Mapping the psychic and physical landscape is an attribute both of sand-painting and of painting on canvas. “You don’t see a lot of paintings in museum exhibitions that are placed on the ground, and we chose to do that in the exhibition, because the paintings were made on the ground,” Scholl said. “The artists were sitting down on the ground with the canvas in front of them. They would draw information, waterhole locations, topographical things in the sand, so the paintings on the ground are reflective of that idea.”
A side benefit: Children “can get down on their hands and knees where they spend most of their time and get their nose this far away from the painting,” he enthused.
While conveyed in distinctive regional and individual artistic styles, Aboriginal painting embodies a belief system in which past and present, natural and supernatural are superimposed. This worldview is integral to the physical and spiritual survival of people who have lived in an unforgiving environment for millennia but whose greatest challenges are those resulting from European colonization, beginning in the late 1700s.

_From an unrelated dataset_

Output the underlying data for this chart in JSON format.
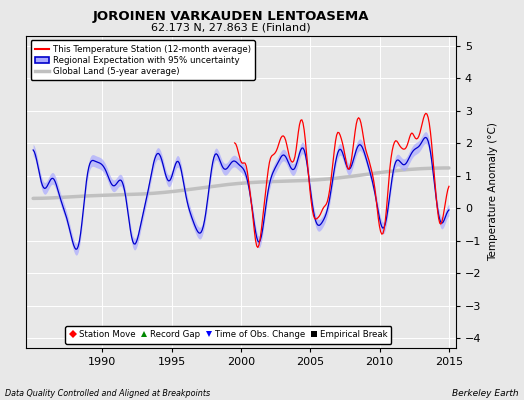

Starting with the Papunya art movement, numerous regional art centers now facilitate Aboriginal art-making and marketing. Each of the artists in “No Boundaries” had established his stature as a spiritual leader before starting to paint, although some also worked for cattle ranchers, allowing them to remain on their ancestral lands. The linear patterning, arrays of dots, concentric and amoeba-like forms, linear meanders and complex “pointillist” color mixes reference ancestral mythology, while simultaneously constituting an independent abstraction. Their uncanny power is arresting, and they demand a slow, deliberative contemplation — not to “figure them out,” but to allow their quiet animating force to soak in.
As Scholl says, “There’s no way, leading a western lifestyle, that you’re going to be able to understand the deep spiritual meaning that surrounds these paintings — even if it was explained to you. Just appreciate the fact that there’s a deep, rich cultural bonanza, and you get to participate in some small fraction of it.”
Art sales currently fund critically needed medical and educational infrastructure in these remote parts of Australia. Additionally, Aboriginal artworks have galvanized reform movements aimed at restoring native land rights and redressing other grievances. The longstanding social injustices in Australia parallel slavery, land confiscation, indigenous “reservations” and other forms of discrimination in the Americas.
Báez’s work combines psychology, history, symbols and political satire in a rich fabric of folk traditions and sensual physicality. Her large, doorway-like painted construction, created specially for the PAMM exhibition, epitomizes the skewed passageway between Miami and its “backyard,” while also referencing Gordon Matta-Clark’s multilayered architectural “dissections” of buildings and histories.
The regional connections of “Bloodlines” and global reach of “No Boundaries” loosely summarize PAMM’s two-year programming history. Director Sirmans will do well to absorb their success in fashioning his own vision for the museum.